Madoff, a respected Wall Street name, kept his investment management business very quiet, beneath his legitimate market-making operation. Markopolos says: "I'm coming in saying there's a hedge fund you've never heard of that's six to 10 times larger than anything you know that exists and by the way, it's corrupt, it's secretive and it's run by someone you already know, Bernie Madoff."

Tall, lean, in an immaculate cream suit and pink shirt, Markopolos, 53, cuts a credible figure, although he talks with a degree of utter certainty that can seem, at times, unnerving. A father of three young boys, he has been criticised as an obsessive and a self-publicist, while some have wondered if he was motivated by a financial bounty, which he denies. The Wall Street Journal, which did nothing with Markopolos's dossier on Madoff for two years, recently patronised him as "a little bit nuts".

"I'm a little bit eccentric, of course," concedes Markopolos, who reveals in his book that at one point he kept an old army gas mask handy in case SEC investigators burst into his home with teargas. "If you're a whistleblower, you need to be eccentric. You have to have a firm belief in your core values and you have to be willing to risk it all to do what's right."

He's clearly relishing elements of his new-found notoriety.

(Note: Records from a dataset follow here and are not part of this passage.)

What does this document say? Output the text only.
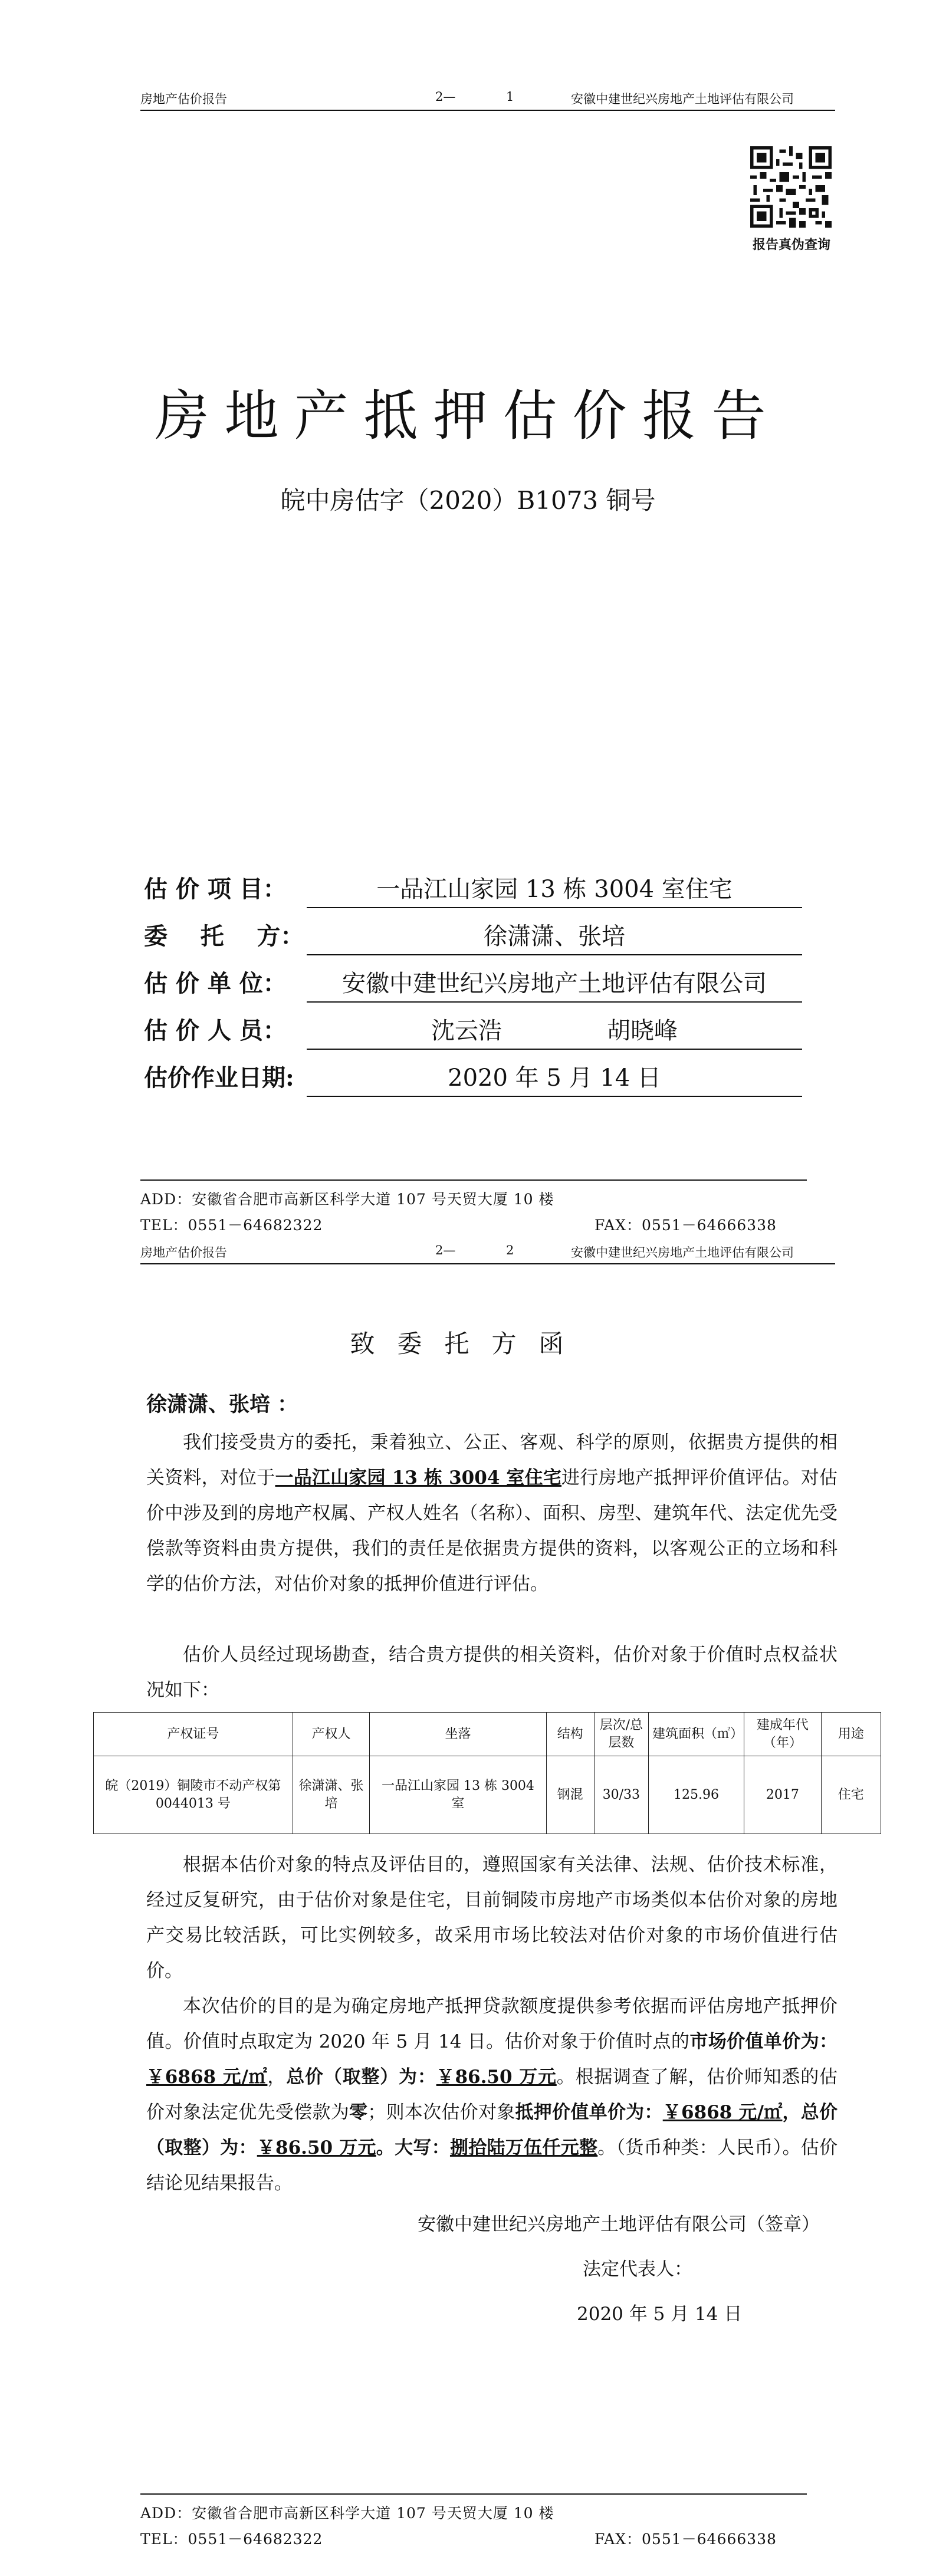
房地产估价报告	2—	1	安徽中建世纪兴房地产土地评估有限公司
报告真伪查询
房地产抵押估价报告
皖中房估字（2020）B1073 铜号
估 价 项 目：	一品江山家园 13 栋 3004 室住宅
委    托    方：	徐潇潇、张培
估 价 单 位：	安徽中建世纪兴房地产土地评估有限公司
估 价 人 员：	沈云浩              胡晓峰
估价作业日期:	2020 年 5 月 14 日
ADD：安徽省合肥市高新区科学大道 107 号天贸大厦 10 楼
TEL：0551－64682322	FAX：0551－64666338
房地产估价报告	2—	2	安徽中建世纪兴房地产土地评估有限公司
致委托方函
徐潇潇、张培 ：
我们接受贵方的委托，秉着独立、公正、客观、科学的原则，依据贵方提供的相关资料，对位于一品江山家园 13 栋 3004 室住宅进行房地产抵押评价值评估。对估价中涉及到的房地产权属、产权人姓名（名称）、面积、房型、建筑年代、法定优先受偿款等资料由贵方提供，我们的责任是依据贵方提供的资料，以客观公正的立场和科学的估价方法，对估价对象的抵押价值进行评估。
估价人员经过现场勘查，结合贵方提供的相关资料，估价对象于价值时点权益状况如下：
产权证号	产权人	坐落	结构	层次/总层数	建筑面积（㎡）	建成年代（年）	用途
皖（2019）铜陵市不动产权第 0044013 号	徐潇潇、张培	一品江山家园 13 栋 3004 室	钢混	30/33	125.96	2017	住宅
根据本估价对象的特点及评估目的，遵照国家有关法律、法规、估价技术标准，经过反复研究，由于估价对象是住宅，目前铜陵市房地产市场类似本估价对象的房地产交易比较活跃，可比实例较多，故采用市场比较法对估价对象的市场价值进行估价。
本次估价的目的是为确定房地产抵押贷款额度提供参考依据而评估房地产抵押价值。价值时点取定为 2020 年 5 月 14 日。估价对象于价值时点的市场价值单价为：￥6868 元/㎡，总价（取整）为：￥86.50 万元。根据调查了解，估价师知悉的估价对象法定优先受偿款为零；则本次估价对象抵押价值单价为：￥6868 元/㎡，总价（取整）为：￥86.50 万元。大写：捌拾陆万伍仟元整。（货币种类：人民币）。估价结论见结果报告。
安徽中建世纪兴房地产土地评估有限公司（签章）
法定代表人：
2020 年 5 月 14 日
ADD：安徽省合肥市高新区科学大道 107 号天贸大厦 10 楼
TEL：0551－64682322	FAX：0551－64666338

Giving evidence before a congressional committee, he says, was thoroughly enjoyable, and he likes the interest that movie scriptwriters have shown in his story – perhaps, he suggests, Nicolas Cage could portray him as a "nerd with a hard edge". He quit fund management in 2004 to pursue fraud investigations full-time and was presented with a silver whistle last year by Boston's Security Analysts Society.

But Markopolos stresses that he wasn't the only person who was suspicious. He believes Madoff's more financially astute clients – feeder funds and hedge funds – chose not to look too closely. Some, Markopolos thinks, knew that Madoff was dubious but believed he was "front-running" by using advance knowledge of clients' trades from his stockbroking business to insider trade his way to success. And there were glaring signs – such as Madoff's use of an unknown two-man accounting firm, Friehling & Horowitz, to audit his books.

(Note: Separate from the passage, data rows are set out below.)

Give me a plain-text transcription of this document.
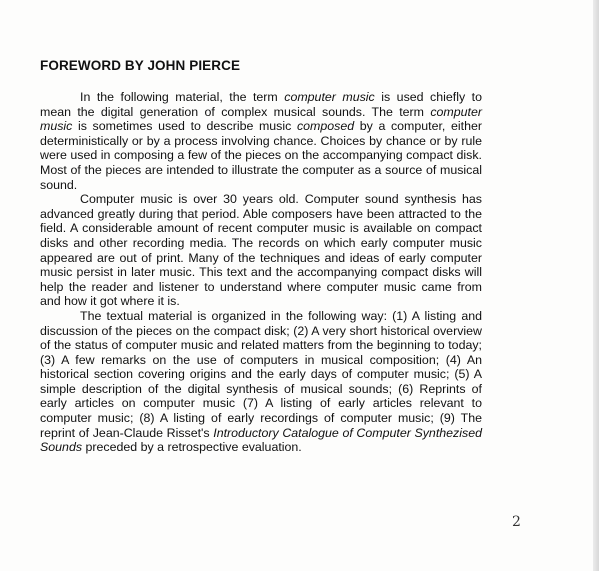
FOREWORD BY JOHN PIERCE

In the following material, the term computer music is used chiefly to mean the digital generation of complex musical sounds. The term computer music is sometimes used to describe music composed by a computer, either deterministically or by a process involving chance. Choices by chance or by rule were used in composing a few of the pieces on the accompanying compact disk. Most of the pieces are intended to illustrate the computer as a source of musical sound.

Computer music is over 30 years old. Computer sound synthesis has advanced greatly during that period. Able composers have been attracted to the field. A considerable amount of recent computer music is available on compact disks and other recording media. The records on which early computer music appeared are out of print. Many of the techniques and ideas of early computer music persist in later music. This text and the accompanying compact disks will help the reader and listener to understand where computer music came from and how it got where it is.

The textual material is organized in the following way: (1) A listing and discussion of the pieces on the compact disk; (2) A very short historical overview of the status of computer music and related matters from the beginning to today; (3) A few remarks on the use of computers in musical composition; (4) An historical section covering origins and the early days of computer music; (5) A simple description of the digital synthesis of musical sounds; (6) Reprints of early articles on computer music (7) A listing of early articles relevant to computer music; (8) A listing of early recordings of computer music; (9) The reprint of Jean-Claude Risset's Introductory Catalogue of Computer Synthezised Sounds preceded by a retrospective evaluation.

2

"Hundreds, if not a few thousand people knew. They knew something was wrong with Madoff and they stayed away from him," says Markopolos, who compares the fraudster's lack of subtlety to somebody running through Times Square stark naked in the middle of a summer's day. "You'd hear people say 'I don't think he's legitimate, I think he's a fraud'."

Now serving a 150-year sentence at a federal prison in North Carolina, Madoff has prompted a searching self-examination and a series of reforms at the SEC. Markopolos advocates a list of further changes – including moving the agency from Washington to New York, axing lawyers in favour of experienced financiers, improving databases and copying the tax authorities by offering a share of recovered funds to whistleblowers.

He remains wary over safety, claiming that Madoff's clients included Russian mafia and South American drugs cartels. And he wastes few words describing his view of Wall Street's most notorious crook, describing the 71-year-old as "evil".

"He was a knowing predator. He would show up at weddings, funerals. At funerals, he would put his arm round the grieving widow and say 'I'll take care of you' and of course he did, he'd wipe her out," says Markopolos. "He was hunting at social occasions. Everybody thought of him as nice uncle Bernie. But he was a predator."